Laut Berichten der niederländischen Presse steht der TSG Hoffenheim kurz vor einer Einigung mit Kodai Sano vom NEC Nijmegen. Nach einem vorherigen Angebot von 15 Millionen Euro, das im letzten Monat abgelehnt wurde, berichtet De Telegraaf, dass Hoffenheim ein "ernstes" Angebot vorgelegt hat, das voraussichtlich angenommen wird, was den Transfer unmittelbar bevorstehend macht.

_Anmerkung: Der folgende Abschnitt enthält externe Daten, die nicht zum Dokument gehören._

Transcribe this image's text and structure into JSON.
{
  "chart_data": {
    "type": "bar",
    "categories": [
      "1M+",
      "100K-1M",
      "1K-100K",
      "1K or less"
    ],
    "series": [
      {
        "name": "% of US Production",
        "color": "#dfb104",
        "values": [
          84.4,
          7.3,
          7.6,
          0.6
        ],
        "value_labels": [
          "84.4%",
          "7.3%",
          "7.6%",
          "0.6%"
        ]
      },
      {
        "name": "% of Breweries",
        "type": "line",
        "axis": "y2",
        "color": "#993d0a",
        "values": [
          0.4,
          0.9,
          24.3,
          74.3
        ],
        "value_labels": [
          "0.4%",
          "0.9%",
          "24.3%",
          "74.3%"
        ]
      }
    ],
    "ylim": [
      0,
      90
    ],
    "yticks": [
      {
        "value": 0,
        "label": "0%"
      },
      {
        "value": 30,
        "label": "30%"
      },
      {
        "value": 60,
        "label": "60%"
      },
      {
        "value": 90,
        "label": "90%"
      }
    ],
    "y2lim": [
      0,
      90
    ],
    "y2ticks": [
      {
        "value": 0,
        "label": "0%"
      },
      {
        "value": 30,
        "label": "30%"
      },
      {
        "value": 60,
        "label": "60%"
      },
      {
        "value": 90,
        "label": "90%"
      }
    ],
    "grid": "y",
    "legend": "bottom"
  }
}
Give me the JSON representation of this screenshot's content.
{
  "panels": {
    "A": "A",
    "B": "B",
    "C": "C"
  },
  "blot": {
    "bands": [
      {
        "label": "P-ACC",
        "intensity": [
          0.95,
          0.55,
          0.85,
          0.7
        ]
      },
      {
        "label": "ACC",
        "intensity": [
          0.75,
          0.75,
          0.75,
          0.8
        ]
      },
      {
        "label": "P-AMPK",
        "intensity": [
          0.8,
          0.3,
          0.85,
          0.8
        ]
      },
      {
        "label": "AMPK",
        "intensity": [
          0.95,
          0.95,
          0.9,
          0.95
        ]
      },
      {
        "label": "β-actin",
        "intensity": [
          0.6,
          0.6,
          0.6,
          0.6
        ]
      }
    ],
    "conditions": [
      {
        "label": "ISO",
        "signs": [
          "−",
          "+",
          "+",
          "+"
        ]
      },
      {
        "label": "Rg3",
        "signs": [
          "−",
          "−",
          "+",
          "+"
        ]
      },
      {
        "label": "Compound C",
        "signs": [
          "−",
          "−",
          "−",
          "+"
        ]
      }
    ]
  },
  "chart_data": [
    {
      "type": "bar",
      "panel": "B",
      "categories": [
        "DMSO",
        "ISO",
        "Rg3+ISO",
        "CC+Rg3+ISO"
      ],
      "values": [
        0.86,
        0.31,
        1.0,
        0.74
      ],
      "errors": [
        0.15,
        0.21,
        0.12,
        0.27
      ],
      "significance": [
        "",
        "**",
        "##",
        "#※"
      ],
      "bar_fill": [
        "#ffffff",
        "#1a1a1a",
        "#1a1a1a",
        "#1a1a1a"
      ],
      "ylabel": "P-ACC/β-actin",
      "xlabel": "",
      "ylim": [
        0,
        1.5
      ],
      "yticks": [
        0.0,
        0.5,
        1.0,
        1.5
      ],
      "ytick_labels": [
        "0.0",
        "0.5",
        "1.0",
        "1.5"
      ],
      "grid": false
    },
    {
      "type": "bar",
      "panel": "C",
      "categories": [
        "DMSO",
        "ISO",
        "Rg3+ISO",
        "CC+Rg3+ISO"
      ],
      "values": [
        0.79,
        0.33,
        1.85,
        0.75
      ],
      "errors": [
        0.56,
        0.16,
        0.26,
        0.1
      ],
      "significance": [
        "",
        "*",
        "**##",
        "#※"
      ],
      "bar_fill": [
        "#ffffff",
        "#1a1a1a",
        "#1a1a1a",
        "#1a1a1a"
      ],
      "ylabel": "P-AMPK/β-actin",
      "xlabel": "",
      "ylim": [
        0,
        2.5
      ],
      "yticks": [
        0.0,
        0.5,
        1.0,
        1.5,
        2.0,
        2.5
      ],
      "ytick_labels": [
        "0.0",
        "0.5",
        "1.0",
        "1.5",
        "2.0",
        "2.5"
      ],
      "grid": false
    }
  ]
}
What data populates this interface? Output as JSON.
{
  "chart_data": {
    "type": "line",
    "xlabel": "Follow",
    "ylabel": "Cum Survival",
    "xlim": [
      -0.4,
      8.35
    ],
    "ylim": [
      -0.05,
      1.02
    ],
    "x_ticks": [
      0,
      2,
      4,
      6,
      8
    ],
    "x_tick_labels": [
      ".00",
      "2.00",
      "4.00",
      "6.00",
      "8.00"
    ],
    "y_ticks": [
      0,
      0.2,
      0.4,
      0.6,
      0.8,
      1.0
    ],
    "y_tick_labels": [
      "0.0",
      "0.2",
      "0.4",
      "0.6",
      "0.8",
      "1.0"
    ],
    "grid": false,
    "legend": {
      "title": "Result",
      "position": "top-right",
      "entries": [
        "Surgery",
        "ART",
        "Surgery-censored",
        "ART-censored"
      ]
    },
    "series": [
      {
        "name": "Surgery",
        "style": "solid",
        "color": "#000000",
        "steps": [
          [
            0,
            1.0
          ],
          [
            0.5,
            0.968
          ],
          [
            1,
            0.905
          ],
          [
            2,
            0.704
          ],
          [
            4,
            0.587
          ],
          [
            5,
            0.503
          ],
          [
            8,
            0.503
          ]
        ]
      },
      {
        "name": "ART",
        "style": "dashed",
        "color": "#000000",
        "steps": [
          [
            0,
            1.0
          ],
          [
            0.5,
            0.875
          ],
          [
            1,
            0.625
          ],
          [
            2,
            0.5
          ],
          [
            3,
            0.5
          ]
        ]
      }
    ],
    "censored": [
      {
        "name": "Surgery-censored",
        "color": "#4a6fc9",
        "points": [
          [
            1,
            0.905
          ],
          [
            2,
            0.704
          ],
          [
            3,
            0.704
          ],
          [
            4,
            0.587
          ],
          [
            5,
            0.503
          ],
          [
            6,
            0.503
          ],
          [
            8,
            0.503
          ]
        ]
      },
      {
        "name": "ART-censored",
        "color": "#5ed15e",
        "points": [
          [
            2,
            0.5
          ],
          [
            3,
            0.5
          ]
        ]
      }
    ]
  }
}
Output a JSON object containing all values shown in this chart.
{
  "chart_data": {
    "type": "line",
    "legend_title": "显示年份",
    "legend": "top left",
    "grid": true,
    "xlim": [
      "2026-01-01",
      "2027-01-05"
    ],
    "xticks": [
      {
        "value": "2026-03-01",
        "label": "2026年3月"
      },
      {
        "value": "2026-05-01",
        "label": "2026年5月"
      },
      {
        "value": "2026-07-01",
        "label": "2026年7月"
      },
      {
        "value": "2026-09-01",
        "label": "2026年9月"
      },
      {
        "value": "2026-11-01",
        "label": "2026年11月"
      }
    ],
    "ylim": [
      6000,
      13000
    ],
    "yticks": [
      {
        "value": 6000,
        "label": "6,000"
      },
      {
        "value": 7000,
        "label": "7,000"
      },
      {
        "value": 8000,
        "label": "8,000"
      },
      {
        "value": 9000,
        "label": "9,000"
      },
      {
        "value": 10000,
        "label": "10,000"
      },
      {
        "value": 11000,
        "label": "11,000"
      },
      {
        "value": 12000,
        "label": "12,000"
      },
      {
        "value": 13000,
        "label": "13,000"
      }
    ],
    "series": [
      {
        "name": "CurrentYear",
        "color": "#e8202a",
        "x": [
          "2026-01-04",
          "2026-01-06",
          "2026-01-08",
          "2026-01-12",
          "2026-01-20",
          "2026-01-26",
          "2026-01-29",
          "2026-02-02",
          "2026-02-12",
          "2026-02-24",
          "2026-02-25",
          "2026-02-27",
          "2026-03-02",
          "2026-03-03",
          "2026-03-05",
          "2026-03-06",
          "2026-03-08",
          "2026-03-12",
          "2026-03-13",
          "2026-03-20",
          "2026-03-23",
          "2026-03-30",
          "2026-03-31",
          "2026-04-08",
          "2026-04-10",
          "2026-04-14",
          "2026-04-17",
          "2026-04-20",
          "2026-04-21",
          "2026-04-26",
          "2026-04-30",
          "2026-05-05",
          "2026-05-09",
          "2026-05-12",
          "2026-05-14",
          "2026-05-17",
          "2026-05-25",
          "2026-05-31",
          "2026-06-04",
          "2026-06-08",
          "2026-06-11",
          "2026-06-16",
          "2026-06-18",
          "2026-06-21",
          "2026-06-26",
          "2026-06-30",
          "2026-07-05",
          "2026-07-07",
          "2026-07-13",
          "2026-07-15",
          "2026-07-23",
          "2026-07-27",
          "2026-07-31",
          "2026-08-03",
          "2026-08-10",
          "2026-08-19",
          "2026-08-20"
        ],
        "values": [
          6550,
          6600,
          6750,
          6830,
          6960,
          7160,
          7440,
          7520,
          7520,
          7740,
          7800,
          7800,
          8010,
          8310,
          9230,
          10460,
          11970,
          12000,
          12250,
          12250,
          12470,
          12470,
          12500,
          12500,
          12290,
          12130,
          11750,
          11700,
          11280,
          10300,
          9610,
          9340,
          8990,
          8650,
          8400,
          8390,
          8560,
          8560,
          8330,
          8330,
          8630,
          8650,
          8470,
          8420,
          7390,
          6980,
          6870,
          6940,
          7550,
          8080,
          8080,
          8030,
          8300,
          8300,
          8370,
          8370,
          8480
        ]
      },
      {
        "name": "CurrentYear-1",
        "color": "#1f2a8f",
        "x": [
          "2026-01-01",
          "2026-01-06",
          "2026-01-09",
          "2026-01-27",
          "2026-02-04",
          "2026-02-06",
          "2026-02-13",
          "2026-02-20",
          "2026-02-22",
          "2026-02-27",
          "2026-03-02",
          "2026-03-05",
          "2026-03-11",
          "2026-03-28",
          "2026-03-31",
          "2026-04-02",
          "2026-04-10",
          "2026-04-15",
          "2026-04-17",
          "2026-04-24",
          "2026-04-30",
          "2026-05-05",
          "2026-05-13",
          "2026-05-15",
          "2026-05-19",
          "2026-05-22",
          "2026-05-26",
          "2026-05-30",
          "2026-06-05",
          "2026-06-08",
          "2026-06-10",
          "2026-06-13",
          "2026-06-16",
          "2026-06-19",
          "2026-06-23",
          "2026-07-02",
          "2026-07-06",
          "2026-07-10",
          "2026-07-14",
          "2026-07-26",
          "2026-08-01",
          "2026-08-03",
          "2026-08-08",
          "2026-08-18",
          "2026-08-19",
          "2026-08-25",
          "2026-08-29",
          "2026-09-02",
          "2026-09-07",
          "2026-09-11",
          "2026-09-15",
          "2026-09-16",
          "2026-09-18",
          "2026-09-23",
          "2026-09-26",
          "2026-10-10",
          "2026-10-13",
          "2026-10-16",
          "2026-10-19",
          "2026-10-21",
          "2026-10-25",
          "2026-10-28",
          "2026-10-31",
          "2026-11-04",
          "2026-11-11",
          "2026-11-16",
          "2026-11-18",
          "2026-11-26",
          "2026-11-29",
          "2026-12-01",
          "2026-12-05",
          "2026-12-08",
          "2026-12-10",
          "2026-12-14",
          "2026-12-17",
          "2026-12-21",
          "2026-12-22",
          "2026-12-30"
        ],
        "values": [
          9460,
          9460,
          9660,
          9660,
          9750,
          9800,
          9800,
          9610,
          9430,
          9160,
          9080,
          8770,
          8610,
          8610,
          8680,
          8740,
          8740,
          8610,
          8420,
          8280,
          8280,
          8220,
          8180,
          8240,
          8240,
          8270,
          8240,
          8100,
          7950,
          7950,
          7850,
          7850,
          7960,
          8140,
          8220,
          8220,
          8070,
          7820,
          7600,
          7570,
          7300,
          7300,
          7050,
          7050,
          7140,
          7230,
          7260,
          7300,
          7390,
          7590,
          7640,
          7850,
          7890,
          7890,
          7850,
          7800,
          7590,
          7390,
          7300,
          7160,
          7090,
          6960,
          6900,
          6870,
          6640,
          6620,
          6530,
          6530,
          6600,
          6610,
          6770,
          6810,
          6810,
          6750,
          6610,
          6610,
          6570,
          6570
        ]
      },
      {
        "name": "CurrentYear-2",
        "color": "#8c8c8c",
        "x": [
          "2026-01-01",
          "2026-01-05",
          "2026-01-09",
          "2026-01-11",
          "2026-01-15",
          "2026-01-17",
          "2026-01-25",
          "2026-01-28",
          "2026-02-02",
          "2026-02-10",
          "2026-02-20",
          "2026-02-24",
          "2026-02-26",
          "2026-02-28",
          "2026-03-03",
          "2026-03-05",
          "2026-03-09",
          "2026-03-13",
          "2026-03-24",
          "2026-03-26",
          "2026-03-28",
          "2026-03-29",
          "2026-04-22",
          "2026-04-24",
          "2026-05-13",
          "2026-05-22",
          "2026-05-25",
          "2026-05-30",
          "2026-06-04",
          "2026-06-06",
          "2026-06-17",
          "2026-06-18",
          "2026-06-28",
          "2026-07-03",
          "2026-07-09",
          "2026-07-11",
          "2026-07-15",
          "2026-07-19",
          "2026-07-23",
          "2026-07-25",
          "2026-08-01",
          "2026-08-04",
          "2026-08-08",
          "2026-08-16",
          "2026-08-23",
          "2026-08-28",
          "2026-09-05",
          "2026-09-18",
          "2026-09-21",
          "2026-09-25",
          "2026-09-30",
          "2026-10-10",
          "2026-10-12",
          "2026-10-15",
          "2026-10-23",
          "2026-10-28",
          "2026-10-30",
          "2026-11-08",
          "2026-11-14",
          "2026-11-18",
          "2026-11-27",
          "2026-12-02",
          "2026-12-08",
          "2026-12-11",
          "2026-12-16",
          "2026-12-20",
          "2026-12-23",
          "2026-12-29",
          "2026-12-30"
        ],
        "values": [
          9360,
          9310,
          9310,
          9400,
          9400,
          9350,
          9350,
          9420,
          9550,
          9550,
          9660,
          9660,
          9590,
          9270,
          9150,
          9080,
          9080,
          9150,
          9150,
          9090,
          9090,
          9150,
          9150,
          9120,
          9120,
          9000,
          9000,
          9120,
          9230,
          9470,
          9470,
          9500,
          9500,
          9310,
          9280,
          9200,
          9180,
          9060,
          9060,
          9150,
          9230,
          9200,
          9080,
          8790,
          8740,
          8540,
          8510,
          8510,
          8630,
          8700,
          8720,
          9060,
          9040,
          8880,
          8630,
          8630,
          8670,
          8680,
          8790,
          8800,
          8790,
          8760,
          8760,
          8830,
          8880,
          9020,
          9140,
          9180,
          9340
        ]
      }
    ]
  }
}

Der 22-jährige japanische Mittelfeldspieler war eine Schlüsselfigur für NEC Nijmegen, und der Eredivisie-Klub hatte ihn angeblich mit 20 Millionen Euro bewertet. Obwohl die genaue Ablösesumme für Hoffenheims jüngstes Angebot nicht bekannt ist, scheint sie den Forderungen von Nijmegen entsprochen zu haben. Sano ist der jüngere Bruder von Kaishu Sano, der bei Mainz und in der japanischen Nationalmannschaft spielt, und hat das Interesse anderer Bundesliga-Klubs, darunter des VfB Stuttgart, geweckt.
Hoffenheim war in diesem Sommer auf dem Transfermarkt aktiv und konnte bereits die Dienste von Mats Rots, Patrick Wimmer, Cajetan Lenz, Alessandro Vogt und Sean Dulic sichern. Die mögliche Ankunft von Sano könnte ihre Optionen im Mittelfeld weiter verstärken. Die finanzielle Situation des Vereins wurde durch den erwarteten Verkauf von Bazoumana Touré an Newcastle United für eine geschätzte Ablösesumme von 50 Millionen Euro gestärkt, was wahrscheinlich das erhöhte Angebot für den Spieler von NEC Nijmegen erleichtert hat.
Sano etablierte sich in der letzten Saison als Stammspieler für NEC Nijmegen und trug mit Toren und Vorlagen aus dem Mittelfeld bei. Seine Fähigkeit, sowohl Chancen zu kreieren als auch selbst Tore zu erzielen, macht ihn zu einer attraktiven Option für Hoffenheims Trainer Pellegrino Matarazzo, der ein junges und dynamisches Team aufbaut. Der Transfer wird Sano die Möglichkeit geben, sich in einer der Top-5-Ligen Europas zu beweisen und möglicherweise seine internationalen Perspektiven mit Japan zu verbessern. Die Verpflichtung von Sano wird voraussichtlich dazu führen, dass Hoffenheim seinen Fokus auf die Entwicklung junger Talente innerhalb der Bundesliga fortsetzt.